Ritrasse il giornale dalle gambe e lo ripiegò per bene. Tese l’orecchio, si alzò e diede un’occhiata oltre l’uscio. Tornò al suo posto con un’espressione dubbiosa.
Dopo qualche minuto entrò il dirigente: “Bianchi!” Disse con tono gentile: “Bianchi, mi faccia una cortesia…”
“Certo direttore.” Rispose.
“Vuole accompagnare l’ingegner Magni alla cabina elettrica? Pare che le cause del black-out siano laggiù. Lo raggiunga nel suo ufficio di sotto.”
Bianchi conosceva di vista l’ingegner Magni e sapeva dal manuale che ricopriva il ruolo di responsabile della sicurezza, e anche che la cabina elettrica si trovava al piano interrato.
“Certo direttore. Vado!”
Scese per le scale al sesto piano, trovò subito l’ufficio e si affacciò alla porta che era aperta: “Buongiorno.”
L’ingegnere lo salutò, posò la cornetta del telefono con aria assorta, uscì e con un semplice cenno lo invitò a seguirlo.
“Passiamo da Bini: è meglio che venga anche lui, dato che è un addetto incaricato.”
Non conosceva Bini.

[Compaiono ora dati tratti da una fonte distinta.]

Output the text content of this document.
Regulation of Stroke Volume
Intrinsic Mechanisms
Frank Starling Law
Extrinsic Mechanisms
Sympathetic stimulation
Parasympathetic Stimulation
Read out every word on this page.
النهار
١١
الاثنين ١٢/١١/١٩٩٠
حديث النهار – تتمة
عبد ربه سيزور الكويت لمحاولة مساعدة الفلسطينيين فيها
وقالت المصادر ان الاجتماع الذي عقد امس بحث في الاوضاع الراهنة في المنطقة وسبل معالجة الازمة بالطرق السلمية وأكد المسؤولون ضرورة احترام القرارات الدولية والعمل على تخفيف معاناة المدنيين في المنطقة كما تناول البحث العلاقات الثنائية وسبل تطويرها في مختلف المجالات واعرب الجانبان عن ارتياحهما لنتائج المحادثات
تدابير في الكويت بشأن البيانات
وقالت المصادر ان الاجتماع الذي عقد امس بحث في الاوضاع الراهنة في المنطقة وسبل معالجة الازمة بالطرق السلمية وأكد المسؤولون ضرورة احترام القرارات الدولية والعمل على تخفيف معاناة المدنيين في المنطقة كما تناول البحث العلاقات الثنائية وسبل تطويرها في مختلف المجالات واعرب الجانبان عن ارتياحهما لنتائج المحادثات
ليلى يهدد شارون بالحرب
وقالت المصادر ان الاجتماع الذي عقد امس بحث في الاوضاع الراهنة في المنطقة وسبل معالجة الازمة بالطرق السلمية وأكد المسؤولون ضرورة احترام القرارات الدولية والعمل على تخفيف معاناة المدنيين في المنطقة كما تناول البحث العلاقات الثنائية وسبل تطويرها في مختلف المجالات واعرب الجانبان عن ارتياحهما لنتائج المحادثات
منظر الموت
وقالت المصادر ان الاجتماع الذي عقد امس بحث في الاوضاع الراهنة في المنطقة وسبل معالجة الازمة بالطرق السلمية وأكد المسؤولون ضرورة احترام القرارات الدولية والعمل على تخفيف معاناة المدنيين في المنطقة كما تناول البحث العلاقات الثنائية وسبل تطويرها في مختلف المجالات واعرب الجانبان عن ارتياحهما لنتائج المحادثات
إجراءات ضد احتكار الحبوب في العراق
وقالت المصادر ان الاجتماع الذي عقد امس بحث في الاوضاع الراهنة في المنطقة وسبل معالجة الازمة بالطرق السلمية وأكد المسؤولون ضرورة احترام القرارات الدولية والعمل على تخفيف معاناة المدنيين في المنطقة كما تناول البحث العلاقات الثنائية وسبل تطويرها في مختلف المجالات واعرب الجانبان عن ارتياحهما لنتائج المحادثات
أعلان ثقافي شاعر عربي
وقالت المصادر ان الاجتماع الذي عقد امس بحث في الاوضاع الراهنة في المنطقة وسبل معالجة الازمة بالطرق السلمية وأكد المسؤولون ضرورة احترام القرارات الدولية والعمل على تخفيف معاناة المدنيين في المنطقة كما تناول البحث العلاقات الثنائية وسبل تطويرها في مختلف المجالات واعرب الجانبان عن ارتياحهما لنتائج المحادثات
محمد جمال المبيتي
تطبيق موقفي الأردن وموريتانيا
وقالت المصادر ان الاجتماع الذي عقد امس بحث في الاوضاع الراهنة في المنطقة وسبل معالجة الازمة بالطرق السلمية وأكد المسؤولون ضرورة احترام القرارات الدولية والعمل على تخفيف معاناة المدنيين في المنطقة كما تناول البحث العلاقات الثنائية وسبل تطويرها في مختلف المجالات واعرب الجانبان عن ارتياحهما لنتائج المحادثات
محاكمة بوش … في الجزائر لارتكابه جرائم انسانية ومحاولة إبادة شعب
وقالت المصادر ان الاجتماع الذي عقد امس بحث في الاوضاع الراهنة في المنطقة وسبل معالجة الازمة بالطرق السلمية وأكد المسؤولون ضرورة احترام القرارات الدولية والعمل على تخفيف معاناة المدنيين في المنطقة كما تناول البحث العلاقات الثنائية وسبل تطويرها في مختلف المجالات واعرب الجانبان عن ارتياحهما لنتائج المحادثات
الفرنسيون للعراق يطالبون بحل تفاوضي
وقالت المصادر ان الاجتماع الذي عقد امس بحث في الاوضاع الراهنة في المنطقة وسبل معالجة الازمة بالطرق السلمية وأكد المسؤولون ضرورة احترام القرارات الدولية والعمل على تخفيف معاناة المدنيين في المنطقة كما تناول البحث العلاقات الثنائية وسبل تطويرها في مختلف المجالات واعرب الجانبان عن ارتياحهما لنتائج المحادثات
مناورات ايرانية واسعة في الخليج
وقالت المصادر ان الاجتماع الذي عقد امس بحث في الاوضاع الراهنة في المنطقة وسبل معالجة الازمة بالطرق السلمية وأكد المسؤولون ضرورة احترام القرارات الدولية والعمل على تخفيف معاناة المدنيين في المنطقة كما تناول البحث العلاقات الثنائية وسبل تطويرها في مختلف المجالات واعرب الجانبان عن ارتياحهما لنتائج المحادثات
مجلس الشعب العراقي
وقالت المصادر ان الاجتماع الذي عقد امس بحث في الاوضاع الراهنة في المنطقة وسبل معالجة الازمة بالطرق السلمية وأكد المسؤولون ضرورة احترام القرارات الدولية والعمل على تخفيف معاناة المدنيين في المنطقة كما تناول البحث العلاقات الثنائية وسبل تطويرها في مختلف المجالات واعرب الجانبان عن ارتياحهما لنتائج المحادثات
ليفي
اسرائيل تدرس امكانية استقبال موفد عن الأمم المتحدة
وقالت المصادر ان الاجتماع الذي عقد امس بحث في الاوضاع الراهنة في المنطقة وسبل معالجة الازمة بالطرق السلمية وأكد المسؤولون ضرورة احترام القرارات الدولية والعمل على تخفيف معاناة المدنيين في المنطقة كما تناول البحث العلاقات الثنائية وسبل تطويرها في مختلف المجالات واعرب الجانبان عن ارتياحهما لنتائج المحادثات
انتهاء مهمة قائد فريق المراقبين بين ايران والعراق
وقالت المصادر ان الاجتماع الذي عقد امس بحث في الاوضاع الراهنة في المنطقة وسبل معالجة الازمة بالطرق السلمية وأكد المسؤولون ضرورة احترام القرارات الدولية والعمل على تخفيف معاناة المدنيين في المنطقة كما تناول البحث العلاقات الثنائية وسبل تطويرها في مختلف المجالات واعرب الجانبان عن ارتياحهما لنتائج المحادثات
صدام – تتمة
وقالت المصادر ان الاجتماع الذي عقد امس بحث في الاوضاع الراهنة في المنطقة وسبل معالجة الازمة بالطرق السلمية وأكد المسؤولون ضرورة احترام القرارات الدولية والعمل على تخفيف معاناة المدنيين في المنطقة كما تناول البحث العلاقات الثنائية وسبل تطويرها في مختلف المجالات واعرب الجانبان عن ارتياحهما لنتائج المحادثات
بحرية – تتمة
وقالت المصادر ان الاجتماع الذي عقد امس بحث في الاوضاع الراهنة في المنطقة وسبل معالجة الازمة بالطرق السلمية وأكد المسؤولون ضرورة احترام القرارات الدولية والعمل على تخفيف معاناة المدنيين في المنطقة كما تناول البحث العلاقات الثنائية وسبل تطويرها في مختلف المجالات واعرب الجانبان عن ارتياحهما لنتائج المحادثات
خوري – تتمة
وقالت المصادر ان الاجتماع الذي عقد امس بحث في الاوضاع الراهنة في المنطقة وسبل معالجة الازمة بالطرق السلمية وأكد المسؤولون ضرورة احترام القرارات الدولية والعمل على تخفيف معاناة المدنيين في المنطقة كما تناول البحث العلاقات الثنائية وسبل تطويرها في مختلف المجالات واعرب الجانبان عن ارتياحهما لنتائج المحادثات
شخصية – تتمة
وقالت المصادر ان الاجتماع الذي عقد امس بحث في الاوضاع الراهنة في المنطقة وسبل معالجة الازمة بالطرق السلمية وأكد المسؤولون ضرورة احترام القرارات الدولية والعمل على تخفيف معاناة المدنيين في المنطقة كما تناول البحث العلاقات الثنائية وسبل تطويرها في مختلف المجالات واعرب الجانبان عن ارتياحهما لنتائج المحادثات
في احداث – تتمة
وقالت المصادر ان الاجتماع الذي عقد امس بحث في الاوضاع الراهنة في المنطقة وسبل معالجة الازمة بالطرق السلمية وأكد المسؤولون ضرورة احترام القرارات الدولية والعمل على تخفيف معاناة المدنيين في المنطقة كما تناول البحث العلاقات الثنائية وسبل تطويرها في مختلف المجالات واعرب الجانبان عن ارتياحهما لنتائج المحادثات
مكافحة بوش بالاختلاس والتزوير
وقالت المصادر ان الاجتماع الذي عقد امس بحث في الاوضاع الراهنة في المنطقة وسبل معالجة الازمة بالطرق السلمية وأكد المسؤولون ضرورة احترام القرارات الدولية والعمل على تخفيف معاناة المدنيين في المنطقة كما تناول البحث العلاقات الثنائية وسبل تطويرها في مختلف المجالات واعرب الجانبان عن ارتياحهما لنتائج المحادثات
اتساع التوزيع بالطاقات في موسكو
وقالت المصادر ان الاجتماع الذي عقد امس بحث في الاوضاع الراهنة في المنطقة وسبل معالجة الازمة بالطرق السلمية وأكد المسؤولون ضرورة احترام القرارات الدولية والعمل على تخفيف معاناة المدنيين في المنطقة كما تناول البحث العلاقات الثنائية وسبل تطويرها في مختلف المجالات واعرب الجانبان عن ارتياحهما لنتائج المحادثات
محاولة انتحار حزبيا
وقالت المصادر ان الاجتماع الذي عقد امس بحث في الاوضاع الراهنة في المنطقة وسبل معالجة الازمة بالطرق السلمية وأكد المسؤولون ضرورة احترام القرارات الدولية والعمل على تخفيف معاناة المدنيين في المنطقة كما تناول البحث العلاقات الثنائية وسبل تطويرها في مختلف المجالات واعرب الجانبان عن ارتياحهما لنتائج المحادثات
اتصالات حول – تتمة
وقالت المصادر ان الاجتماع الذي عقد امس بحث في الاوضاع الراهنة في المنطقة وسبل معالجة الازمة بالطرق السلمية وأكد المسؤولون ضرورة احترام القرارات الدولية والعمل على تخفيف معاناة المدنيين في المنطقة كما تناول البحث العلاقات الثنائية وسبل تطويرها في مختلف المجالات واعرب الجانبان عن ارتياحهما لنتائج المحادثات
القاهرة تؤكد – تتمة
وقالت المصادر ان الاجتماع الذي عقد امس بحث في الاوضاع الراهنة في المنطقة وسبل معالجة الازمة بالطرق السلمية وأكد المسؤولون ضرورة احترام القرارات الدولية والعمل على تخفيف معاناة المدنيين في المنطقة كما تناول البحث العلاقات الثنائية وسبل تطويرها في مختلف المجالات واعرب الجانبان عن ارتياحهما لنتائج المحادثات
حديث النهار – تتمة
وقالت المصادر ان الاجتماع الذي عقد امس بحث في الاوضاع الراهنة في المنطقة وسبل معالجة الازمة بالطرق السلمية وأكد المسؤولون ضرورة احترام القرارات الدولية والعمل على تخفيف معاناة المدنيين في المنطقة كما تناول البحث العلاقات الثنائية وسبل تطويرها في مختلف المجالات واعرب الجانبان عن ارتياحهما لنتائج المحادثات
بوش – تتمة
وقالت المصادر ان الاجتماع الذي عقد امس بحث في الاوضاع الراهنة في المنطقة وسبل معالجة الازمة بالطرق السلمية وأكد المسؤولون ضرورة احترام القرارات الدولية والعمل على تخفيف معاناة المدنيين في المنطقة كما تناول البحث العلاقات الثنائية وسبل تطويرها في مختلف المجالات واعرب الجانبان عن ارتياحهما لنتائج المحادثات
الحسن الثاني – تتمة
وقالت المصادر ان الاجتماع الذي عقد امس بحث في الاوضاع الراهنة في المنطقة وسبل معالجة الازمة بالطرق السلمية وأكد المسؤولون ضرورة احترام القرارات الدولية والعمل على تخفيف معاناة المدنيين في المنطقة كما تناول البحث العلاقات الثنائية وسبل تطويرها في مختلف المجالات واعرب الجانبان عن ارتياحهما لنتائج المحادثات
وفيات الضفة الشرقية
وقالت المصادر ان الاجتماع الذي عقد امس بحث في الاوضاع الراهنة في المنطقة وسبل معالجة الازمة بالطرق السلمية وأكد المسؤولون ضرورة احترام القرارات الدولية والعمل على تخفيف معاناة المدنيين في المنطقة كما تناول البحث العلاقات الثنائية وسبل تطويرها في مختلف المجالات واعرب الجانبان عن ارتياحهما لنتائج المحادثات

Tentò di ricordare se ci fosse una specifica procedura del manuale applicabile in quel caso: gli sovvenne solo la gestione dell’emergenza relativa alle persone bloccate negli ascensori.
Scesero due rampe di scale e furono al quinto piano.
Imboccato il corridoio attraverso le porte antincendio, un tizio gli venne incontro con aria gioviale: “Ingegnere carissimo! Ma che ci combina questo impianto elettrico? Per gli ascensori stanno già provvedendo.” Non ricevette risposta, e sorridendo tese la mano a Bianchi, che gliela strinse.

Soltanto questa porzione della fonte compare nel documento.